There was a previous English translation so awful that Morris is driven to quote from it in great indignation:

It was a smile-presenting sight. It give a feeling of loneliness to see the dark shadow of the mountain close before me.

The text
This is harder to describe than Murasaki's Diary because it is so much better. It is more a collection of vignettes than a narrative; Sarashina describes her isolated childhood, her journey back to the capital, and various pilgrimmages she made later. She discusses childhood sorrows and briefly alludes to her discomfort at court; she describes a love affair in more detail than her marriage, which is, according to the Heian custom, not much detail at all. It's clear that the distant past of her childhood and the near past of her widowhood are what she remembers best.

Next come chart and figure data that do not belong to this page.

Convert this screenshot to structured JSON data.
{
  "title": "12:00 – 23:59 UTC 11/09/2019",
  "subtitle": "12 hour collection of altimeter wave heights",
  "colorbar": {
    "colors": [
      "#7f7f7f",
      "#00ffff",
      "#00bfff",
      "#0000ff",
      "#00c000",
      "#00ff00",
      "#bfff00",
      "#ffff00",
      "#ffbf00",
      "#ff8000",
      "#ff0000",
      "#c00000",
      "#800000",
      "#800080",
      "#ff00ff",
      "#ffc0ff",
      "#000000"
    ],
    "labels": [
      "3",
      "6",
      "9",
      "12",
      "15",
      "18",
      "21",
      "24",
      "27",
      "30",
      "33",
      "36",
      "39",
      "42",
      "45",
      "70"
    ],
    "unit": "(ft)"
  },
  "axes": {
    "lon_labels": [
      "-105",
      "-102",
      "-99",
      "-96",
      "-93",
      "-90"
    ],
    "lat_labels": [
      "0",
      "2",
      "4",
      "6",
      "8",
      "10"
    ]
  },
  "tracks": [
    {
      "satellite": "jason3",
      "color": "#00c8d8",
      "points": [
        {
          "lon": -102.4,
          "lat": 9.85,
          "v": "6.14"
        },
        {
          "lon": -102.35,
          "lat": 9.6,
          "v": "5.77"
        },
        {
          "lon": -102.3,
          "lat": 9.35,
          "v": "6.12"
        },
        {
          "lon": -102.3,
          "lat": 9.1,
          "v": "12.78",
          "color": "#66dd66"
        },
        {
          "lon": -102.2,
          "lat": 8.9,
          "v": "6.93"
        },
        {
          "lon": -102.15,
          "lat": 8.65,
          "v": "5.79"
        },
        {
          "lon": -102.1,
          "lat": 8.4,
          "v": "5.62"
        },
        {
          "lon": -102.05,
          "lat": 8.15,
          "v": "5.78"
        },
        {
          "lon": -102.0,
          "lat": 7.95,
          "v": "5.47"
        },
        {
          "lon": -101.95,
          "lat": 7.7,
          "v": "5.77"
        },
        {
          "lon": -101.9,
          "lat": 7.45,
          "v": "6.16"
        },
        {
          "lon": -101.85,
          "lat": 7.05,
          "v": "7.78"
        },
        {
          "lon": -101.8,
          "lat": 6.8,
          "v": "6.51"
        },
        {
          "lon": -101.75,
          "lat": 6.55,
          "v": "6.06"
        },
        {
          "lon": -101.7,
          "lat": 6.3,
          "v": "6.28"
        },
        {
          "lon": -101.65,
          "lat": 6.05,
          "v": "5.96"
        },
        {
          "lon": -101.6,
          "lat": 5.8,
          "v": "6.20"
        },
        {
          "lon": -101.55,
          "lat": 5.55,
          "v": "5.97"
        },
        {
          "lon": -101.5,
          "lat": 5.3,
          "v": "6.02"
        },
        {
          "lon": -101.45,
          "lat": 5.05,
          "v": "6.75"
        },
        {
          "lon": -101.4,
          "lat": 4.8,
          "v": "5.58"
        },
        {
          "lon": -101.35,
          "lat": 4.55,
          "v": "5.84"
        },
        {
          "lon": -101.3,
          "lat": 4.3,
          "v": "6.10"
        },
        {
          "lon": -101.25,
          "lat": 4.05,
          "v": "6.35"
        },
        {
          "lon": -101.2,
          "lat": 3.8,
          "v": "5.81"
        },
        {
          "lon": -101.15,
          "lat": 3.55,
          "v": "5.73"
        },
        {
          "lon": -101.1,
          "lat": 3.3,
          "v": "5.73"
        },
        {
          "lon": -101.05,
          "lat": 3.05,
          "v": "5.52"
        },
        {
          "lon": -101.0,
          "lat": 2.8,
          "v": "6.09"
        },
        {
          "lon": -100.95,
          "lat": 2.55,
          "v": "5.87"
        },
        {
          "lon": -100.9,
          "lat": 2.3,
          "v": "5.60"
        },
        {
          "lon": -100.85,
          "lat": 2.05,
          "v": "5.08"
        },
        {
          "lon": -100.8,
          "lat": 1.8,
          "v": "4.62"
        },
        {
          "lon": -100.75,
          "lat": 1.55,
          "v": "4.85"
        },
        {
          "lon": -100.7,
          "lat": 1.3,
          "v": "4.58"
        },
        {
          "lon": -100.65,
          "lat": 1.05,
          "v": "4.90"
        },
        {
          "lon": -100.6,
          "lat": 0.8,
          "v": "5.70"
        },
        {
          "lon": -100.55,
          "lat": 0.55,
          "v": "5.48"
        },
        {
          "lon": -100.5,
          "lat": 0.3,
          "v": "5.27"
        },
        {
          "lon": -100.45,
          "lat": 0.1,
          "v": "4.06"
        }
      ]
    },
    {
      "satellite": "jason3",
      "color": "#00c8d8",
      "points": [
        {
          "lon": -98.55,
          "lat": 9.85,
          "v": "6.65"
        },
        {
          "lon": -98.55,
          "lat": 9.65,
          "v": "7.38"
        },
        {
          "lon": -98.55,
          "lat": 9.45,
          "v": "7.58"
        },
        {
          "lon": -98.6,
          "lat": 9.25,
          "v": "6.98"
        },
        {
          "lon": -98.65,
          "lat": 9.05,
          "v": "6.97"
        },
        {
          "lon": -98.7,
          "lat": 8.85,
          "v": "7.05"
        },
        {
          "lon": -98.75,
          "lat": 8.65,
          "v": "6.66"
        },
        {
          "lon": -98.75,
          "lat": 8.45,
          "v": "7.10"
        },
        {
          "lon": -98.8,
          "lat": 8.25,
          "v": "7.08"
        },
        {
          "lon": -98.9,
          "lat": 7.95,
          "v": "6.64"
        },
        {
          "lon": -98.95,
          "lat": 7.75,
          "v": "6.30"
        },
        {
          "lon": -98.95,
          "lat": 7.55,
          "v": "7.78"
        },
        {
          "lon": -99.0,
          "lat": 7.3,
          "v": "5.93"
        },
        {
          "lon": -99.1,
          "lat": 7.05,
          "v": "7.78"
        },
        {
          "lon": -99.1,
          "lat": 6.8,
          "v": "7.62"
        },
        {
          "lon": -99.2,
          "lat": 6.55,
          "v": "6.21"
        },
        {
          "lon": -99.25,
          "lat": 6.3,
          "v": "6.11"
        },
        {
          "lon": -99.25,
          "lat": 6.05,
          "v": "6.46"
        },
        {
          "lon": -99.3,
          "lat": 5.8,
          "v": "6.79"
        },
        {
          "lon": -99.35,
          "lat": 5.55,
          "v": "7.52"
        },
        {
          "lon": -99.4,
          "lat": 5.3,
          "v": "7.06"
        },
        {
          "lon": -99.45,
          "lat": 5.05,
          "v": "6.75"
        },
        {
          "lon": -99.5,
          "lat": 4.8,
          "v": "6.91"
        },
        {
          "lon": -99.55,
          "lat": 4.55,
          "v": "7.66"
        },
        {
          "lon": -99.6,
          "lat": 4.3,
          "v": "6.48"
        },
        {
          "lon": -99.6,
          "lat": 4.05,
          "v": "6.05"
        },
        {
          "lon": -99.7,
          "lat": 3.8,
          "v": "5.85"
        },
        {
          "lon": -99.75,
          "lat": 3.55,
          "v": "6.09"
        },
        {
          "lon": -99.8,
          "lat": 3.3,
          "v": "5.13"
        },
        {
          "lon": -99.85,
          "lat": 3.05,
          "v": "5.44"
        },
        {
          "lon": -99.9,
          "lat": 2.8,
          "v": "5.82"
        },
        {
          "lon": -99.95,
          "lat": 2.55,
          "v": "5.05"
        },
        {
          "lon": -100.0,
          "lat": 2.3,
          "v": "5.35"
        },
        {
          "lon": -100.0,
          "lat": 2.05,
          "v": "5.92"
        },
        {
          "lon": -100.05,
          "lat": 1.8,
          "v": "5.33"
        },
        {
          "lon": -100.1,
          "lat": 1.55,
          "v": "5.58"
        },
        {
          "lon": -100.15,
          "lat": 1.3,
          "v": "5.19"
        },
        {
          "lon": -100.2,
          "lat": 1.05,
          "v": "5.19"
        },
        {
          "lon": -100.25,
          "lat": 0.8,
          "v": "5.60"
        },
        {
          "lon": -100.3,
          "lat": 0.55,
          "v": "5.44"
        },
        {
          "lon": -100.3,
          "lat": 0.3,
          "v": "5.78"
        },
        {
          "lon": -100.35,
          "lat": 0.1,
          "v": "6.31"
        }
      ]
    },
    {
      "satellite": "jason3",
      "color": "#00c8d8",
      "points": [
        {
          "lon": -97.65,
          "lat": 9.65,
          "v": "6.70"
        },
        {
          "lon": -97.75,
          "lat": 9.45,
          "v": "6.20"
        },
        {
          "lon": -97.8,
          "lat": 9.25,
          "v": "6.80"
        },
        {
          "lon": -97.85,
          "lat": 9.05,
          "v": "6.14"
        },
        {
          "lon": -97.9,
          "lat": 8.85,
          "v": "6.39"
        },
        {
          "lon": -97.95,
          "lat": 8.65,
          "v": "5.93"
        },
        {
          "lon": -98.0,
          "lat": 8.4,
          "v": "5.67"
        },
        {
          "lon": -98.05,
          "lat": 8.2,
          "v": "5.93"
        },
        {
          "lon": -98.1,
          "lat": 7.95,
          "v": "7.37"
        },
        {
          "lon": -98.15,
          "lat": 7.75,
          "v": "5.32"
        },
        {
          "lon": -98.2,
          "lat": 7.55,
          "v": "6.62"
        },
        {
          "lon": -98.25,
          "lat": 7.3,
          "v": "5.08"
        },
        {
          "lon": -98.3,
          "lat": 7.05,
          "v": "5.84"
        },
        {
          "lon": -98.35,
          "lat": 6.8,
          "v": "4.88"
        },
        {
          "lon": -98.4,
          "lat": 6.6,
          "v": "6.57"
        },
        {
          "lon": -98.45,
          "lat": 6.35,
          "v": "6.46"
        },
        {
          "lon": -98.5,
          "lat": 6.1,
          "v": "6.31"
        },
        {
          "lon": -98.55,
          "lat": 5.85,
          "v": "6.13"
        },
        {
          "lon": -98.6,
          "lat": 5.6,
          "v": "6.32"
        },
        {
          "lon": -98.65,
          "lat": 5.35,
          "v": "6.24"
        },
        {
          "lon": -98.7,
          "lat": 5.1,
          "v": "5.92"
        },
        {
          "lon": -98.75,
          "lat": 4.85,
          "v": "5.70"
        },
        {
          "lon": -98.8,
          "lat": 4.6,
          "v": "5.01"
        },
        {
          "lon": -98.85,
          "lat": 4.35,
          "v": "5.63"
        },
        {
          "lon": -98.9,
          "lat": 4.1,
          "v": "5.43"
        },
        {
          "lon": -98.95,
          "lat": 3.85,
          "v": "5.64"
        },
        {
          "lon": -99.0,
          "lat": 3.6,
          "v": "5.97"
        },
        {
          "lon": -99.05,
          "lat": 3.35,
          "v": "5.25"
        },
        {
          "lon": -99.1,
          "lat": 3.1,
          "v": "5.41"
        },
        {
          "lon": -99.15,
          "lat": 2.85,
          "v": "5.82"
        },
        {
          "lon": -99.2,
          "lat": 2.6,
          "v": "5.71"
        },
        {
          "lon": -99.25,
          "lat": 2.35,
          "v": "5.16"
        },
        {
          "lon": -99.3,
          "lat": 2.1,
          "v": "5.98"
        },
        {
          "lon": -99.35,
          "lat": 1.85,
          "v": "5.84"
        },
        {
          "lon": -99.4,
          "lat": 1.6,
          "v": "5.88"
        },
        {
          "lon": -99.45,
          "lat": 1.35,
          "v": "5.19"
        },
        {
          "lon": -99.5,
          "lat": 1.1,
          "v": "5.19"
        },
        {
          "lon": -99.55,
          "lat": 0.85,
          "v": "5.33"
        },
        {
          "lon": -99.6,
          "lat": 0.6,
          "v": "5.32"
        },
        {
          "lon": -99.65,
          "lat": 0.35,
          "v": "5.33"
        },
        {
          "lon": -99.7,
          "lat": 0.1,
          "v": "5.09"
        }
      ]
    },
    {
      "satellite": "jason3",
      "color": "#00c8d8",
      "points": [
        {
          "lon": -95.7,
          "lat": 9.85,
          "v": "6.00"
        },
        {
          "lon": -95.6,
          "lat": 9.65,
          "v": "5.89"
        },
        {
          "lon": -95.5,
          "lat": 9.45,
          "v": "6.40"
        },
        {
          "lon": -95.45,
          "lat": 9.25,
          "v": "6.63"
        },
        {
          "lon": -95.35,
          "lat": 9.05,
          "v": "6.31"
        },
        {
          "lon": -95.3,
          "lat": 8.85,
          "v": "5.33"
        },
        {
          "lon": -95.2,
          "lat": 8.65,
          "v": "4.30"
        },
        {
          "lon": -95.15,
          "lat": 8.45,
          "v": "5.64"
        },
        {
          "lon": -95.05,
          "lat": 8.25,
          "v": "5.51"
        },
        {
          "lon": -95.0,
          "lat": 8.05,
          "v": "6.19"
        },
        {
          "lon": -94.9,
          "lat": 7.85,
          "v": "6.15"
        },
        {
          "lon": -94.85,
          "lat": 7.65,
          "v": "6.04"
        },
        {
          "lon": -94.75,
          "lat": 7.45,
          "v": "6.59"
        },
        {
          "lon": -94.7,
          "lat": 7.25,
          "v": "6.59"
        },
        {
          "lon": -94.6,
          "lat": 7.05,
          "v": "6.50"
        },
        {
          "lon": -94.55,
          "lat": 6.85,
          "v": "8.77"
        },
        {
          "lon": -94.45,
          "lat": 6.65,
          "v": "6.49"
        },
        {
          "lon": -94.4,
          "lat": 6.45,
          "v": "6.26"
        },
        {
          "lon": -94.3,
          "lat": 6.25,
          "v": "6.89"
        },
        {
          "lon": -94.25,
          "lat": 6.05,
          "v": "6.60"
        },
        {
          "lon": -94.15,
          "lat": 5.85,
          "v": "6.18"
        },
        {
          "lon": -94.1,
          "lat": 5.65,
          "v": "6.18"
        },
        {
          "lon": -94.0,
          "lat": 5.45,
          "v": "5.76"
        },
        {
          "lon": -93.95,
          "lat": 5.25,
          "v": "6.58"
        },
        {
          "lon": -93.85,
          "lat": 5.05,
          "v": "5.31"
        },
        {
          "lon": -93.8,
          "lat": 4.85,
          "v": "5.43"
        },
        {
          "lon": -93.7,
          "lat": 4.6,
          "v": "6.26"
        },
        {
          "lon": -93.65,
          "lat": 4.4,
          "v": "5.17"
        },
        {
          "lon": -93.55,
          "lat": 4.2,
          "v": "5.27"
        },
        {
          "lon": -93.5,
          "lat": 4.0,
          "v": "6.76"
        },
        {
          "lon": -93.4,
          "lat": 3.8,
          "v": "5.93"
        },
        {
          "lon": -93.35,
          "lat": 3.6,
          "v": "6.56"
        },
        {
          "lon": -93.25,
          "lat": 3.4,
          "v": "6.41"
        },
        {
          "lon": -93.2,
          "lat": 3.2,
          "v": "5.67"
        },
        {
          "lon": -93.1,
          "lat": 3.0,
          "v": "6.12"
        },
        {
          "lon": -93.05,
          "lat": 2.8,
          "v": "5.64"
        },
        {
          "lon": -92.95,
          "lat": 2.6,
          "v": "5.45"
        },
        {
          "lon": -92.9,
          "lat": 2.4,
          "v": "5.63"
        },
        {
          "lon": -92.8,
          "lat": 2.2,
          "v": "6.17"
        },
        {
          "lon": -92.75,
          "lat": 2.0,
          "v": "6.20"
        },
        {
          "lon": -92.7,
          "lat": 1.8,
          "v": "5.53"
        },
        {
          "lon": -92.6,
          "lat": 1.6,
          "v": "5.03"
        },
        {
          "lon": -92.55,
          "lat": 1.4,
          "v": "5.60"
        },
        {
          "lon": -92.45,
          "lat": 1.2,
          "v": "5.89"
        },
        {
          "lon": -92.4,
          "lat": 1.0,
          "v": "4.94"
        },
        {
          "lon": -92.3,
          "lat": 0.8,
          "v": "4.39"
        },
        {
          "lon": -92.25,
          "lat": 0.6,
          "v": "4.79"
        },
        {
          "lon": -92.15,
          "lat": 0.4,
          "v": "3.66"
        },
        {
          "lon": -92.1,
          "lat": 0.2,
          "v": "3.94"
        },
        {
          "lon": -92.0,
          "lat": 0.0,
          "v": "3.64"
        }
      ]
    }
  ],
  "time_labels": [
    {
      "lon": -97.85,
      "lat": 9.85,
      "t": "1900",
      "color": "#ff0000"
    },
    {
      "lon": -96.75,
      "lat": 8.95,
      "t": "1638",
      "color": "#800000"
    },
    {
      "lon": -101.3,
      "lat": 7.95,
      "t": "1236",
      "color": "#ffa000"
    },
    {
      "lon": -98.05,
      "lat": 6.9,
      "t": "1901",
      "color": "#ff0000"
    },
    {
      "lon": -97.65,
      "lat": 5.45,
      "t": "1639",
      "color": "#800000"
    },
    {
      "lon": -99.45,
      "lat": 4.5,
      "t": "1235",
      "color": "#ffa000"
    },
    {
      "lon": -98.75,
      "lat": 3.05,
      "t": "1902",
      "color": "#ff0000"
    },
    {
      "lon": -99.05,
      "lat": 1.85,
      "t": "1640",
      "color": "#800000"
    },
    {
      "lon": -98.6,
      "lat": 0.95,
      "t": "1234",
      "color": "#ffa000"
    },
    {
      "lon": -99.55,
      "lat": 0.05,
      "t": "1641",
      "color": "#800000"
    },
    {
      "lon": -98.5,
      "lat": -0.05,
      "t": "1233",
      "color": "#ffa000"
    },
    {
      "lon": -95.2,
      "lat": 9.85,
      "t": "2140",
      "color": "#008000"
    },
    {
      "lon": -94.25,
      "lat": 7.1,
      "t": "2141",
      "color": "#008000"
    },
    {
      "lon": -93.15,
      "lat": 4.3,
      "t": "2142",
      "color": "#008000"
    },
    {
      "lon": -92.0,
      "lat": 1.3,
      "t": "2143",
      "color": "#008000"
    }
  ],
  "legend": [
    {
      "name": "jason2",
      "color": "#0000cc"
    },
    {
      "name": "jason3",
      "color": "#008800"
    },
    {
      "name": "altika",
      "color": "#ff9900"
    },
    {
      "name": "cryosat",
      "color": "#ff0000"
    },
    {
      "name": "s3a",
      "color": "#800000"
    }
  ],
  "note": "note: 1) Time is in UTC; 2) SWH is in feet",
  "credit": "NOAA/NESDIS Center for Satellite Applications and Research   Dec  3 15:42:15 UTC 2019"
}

Sarashina was born about thirty years after Murasaki; by the time she had learned to read, Murasaki's tale was already famous:

I was brought up in a part of the country so remote that it lies beyond the end of the Great East Road. What an uncouth creature I must have been in those days! Yet even shut away in the provinces I somehow came to hear that the world contained things known as Tales, and from that moment my greatest desire was to read them for myself. To while away the time, my sister, my stepmother, and others in the household would tell me stories from the Tales, including episodes about Genji, the Shining Prince; but since they had to depend on their memories, they could not possibly tell me all I wanted to know and their stories only made me more curious than ever. In my impatience I got a statue of the Healing Buddha built in my own size. When no one was watching, I would perform my ablutions and, stealing into the altar room, would prostrate myself and pray fervently, "Oh, please arrange things so that we may soon go to the Capital, where there are so many Tales, and please let me read them all."

She returned to the capital; she read many tales. Her description of Genji as containing "fifty-odd chapters" is the oldest extant reference to its length. Genji was published in multiple volumes, so it's amazing, Morris says, it's come down in as clear a textual variant as it has. Sarashina was shy and dreamy; she didn't wish to be Murasaki but fantasized about being one of Genji's lesser loves, Yugao maybe, or a woman in a later chapter than any of us have read. Sarashina describes other tales and religious dreams whose advice she largely ignored. "If only I had not given myself over to Tales and poems since my young days but had spent my time in religious devotions," she says near the book's end, "I should have been spared this misery [after the death of her husband].

After my first pilgrimage to Hase, when I had dreamt that someone threw an object before me and said that it was a branch of sugi* bestowed from Inari as a special token, I should have gone directly on a pilgrimage to the Inari Shrines. Then things would not have turned out like this. The interpreter had explained that all those dreams about praying to the Heavenly Goddess meant that I would become an Imperial nurse, serve in the Imperial Palace, and receive the special favour of Their Majesties; but none of this had come true. Alas, the only thing that had turned out exactly as predicted was the sad image in the mirror. So I had wandered through life without realizing any of my hopes or accumulating any merit.

These regrets, however intense they may have been during Sarashina's later sorrows, are belied by the delight with which she recalls and relates her favorite tales.

* Cryptomeria. Pilgrims would pluck branches near the Inari Shrines and the longer the branches remained unwithered, the more efficacious the pilgrimage was supposed to have been.